By Chelsey Dulaney
FedEx Corp. reported revenue and adjusted profit that came in
shy of Wall Street expectations for its May quarter, as the
shipping giant was stung by currency and fuel impacts and revenue
fell in its biggest segment.
Shares of FedEx, up 5% this year, fell 1.1% in premarket
trading.
In March, the company had warned that the strong dollar and
higher fuel costs could hamper results for the quarter. The warning
came after the company's recent results had been boosted by lower
fuel costs and restructuring at its largest segment, air express,
where it has bought out thousands of employees and modernized its
air fleet.
For the fourth quarter ended May 31, FedEx posted a loss of $895
million, or $3.16 a share, compared with a profit of $780 million,
or $2.62 a share, in the year-earlier period.

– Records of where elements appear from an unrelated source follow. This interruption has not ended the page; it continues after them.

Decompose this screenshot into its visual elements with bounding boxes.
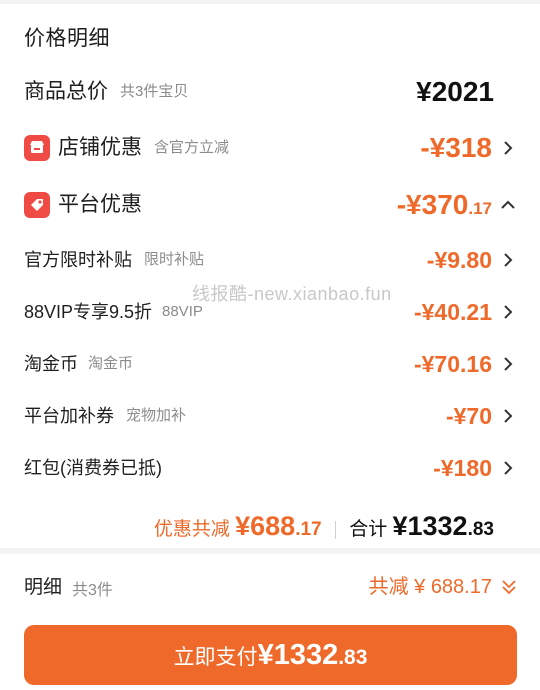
chevron-up-icon bbox=[501, 200, 515, 209]
discount-item-row[interactable]: 淘金币 淘金币 -¥70.16 bbox=[0, 344, 540, 384]
total-amount: ¥2021 bbox=[416, 76, 494, 107]
discount-item-label: 平台加补券 bbox=[24, 406, 114, 426]
discount-item-row[interactable]: 平台加补券 宠物加补 -¥70 bbox=[0, 396, 540, 436]
shop-discount-label: 店铺优惠 bbox=[58, 136, 142, 159]
pay-now-button[interactable]: 立即支付¥1332.83 bbox=[24, 625, 517, 685]
discount-item-amount: -¥40.21 bbox=[413, 299, 492, 325]
discount-item-label: 官方限时补贴 bbox=[24, 250, 132, 270]
shop-discount-sub: 含官方立减 bbox=[154, 139, 230, 156]
discount-total-dec: .17 bbox=[295, 519, 322, 540]
pay-amount-int: ¥1332 bbox=[257, 639, 339, 671]
bottom-bar: 明细 共3件 共减 ¥ 688.17 立即支付¥1332.83 bbox=[0, 554, 540, 690]
pay-amount-dec: .83 bbox=[338, 646, 368, 669]
page-title: 价格明细 bbox=[24, 27, 110, 50]
watermark: 线报酷-new.xianbao.fun bbox=[192, 284, 392, 304]
pay-label: 立即支付 bbox=[173, 646, 258, 669]
total-row: 商品总价 共3件宝贝 ¥2021 bbox=[0, 72, 540, 112]
discount-item-label: 88VIP专享9.5折 bbox=[24, 302, 153, 322]
chevron-right-icon bbox=[504, 357, 513, 371]
discount-item-label: 淘金币 bbox=[24, 354, 78, 374]
discount-item-sub: 淘金币 bbox=[88, 355, 134, 372]
grand-total-label: 合计 bbox=[349, 519, 388, 540]
grand-total-int: ¥1332 bbox=[392, 511, 468, 541]
price-summary: 优惠共减 ¥688.17 合计 ¥1332.83 bbox=[154, 504, 494, 548]
chevron-right-icon bbox=[504, 461, 513, 475]
chevron-right-icon bbox=[504, 141, 513, 155]
platform-discount-label: 平台优惠 bbox=[58, 193, 142, 216]
discount-total-label: 优惠共减 bbox=[153, 519, 230, 540]
discount-item-row[interactable]: 官方限时补贴 限时补贴 -¥9.80 bbox=[0, 240, 540, 280]
discount-item-amount: -¥70.16 bbox=[413, 351, 492, 377]
shop-icon bbox=[24, 135, 50, 161]
platform-discount-row[interactable]: 平台优惠 -¥370.17 bbox=[0, 185, 540, 225]
discount-item-amount: -¥9.80 bbox=[426, 247, 492, 273]
discount-item-label: 红包(消费券已抵) bbox=[24, 458, 162, 478]
price-detail-card: 价格明细 商品总价 共3件宝贝 ¥2021 店铺优惠 含官方立减 -¥318 平… bbox=[0, 4, 540, 548]
discount-item-row[interactable]: 红包(消费券已抵) -¥180 bbox=[0, 448, 540, 488]
shop-discount-row[interactable]: 店铺优惠 含官方立减 -¥318 bbox=[0, 128, 540, 168]
detail-discount[interactable]: 共减 ¥ 688.17 bbox=[369, 570, 492, 599]
chevron-right-icon bbox=[504, 409, 513, 423]
detail-label[interactable]: 明细 bbox=[24, 572, 62, 599]
tag-icon bbox=[24, 192, 50, 218]
grand-total-dec: .83 bbox=[467, 519, 494, 540]
shop-discount-amount: -¥318 bbox=[420, 132, 492, 163]
double-chevron-down-icon[interactable] bbox=[500, 578, 518, 596]
platform-discount-amount: -¥370.17 bbox=[396, 189, 492, 220]
discount-item-sub: 宠物加补 bbox=[126, 407, 187, 424]
divider bbox=[334, 520, 336, 539]
chevron-right-icon bbox=[504, 253, 513, 267]
discount-total-int: ¥688 bbox=[235, 511, 296, 541]
discount-item-amount: -¥70 bbox=[445, 403, 492, 429]
detail-sub: 共3件 bbox=[72, 582, 113, 599]
chevron-right-icon bbox=[504, 305, 513, 319]
discount-item-amount: -¥180 bbox=[433, 455, 492, 481]
discount-item-sub: 限时补贴 bbox=[144, 251, 205, 268]
total-sub: 共3件宝贝 bbox=[120, 83, 189, 100]
total-label: 商品总价 bbox=[24, 80, 108, 103]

The bottom line in the latest quarter was dragged down by heavy
special charges. FedEx said last week that it would book a $2.2
billion pretax charge in the quarter as a result of its decision to
switch to a pension accounting method that it said makes it easier
to gauge plan performance.
FedEx also booked a charge of 47 cents a share related to a $228
million settlement in a long-running independent contractor
lawsuit. FedEx has tussled for years over its practice of
classifying its U.S. delivery drivers as independent
contractors.
Excluding special charges, earnings were $2.66 a share, up from
$2.54 a share a year earlier but below the consensus estimate of
analysts polled by Thomson Reuters, who expected $2.68.
Revenue edged up 2.5% to 12.1 billion, below Wall Street's
expectations of $12.3 billion.
For its newly-started fiscal year, FedEx projected per-share
earnings of $10.60 to $11.10, while analysts had forecast $10.88 a
share.
At the company's biggest segment--express--revenue fell 4.3% to
$6.7 billion. A 2% increase in U.S. domestic package volume was
more than offset by lower fuel surcharges and unfavorable currency
exchange rates.
Revenue in the ground segment jumped 19% to $3.57 billion,
helped by its acquisition of logistics provider GENCO Distribution
System Inc. and a 5% increase in average daily volume.

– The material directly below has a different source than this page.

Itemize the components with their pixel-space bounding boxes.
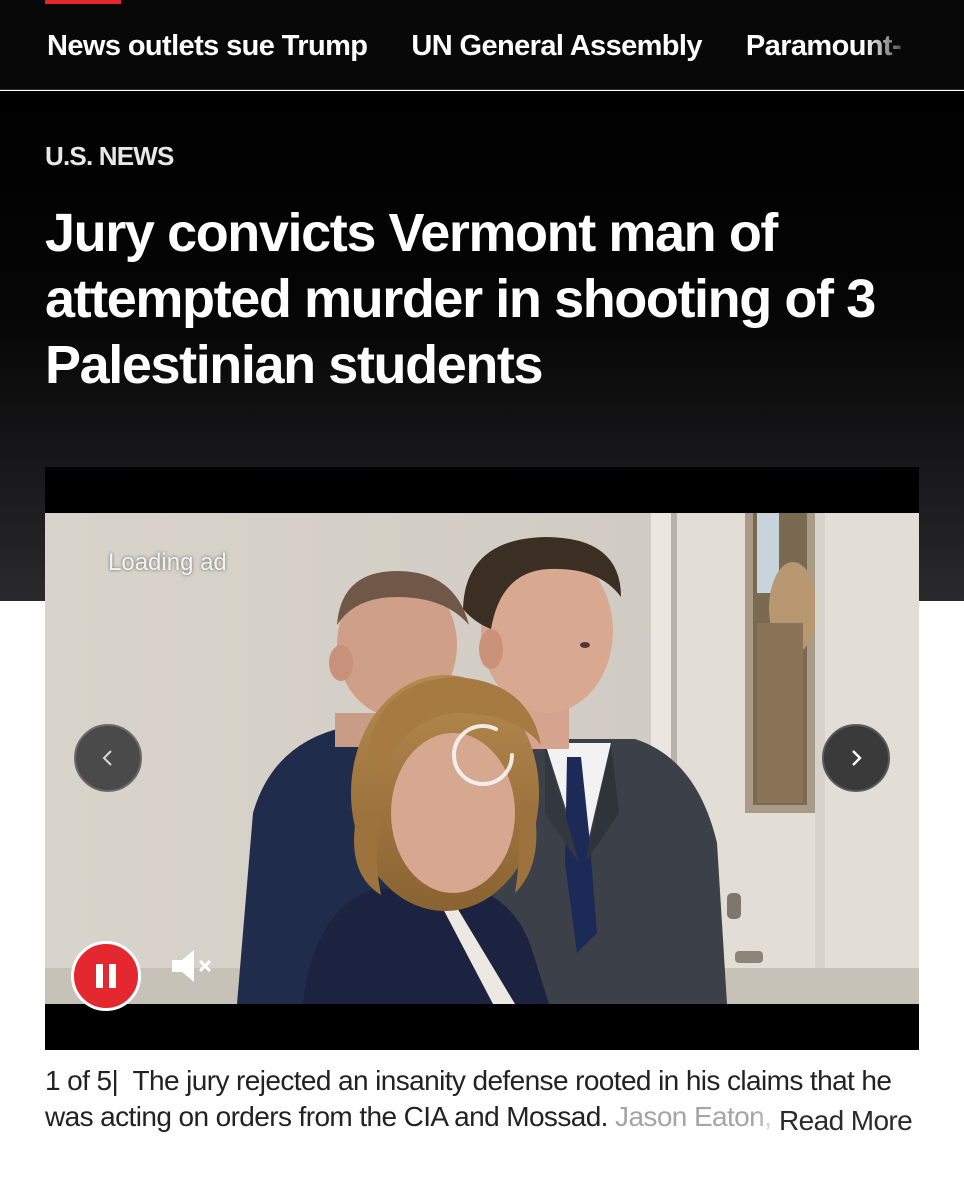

FedEx said its freight segment's revenue edged up 1.3% to $1.57
billion, as shipments for the less-than-truckload operation
improved 2%. Lower fuel surcharges also weighed on the segment.
FedEx also said it has raised the mandatory retirement age for
its board from 72 to 75, effective immediately. FedEx's chief
executive and chairman, Frederick W. Smith, turns 71 in August.
Another board member, James Barksdale, turned 72 this year, the
company said.
"This change is consistent with the market trend of increasing
the mandatory retirement age for board members," said David P.
Steiner, the company's lead independent director.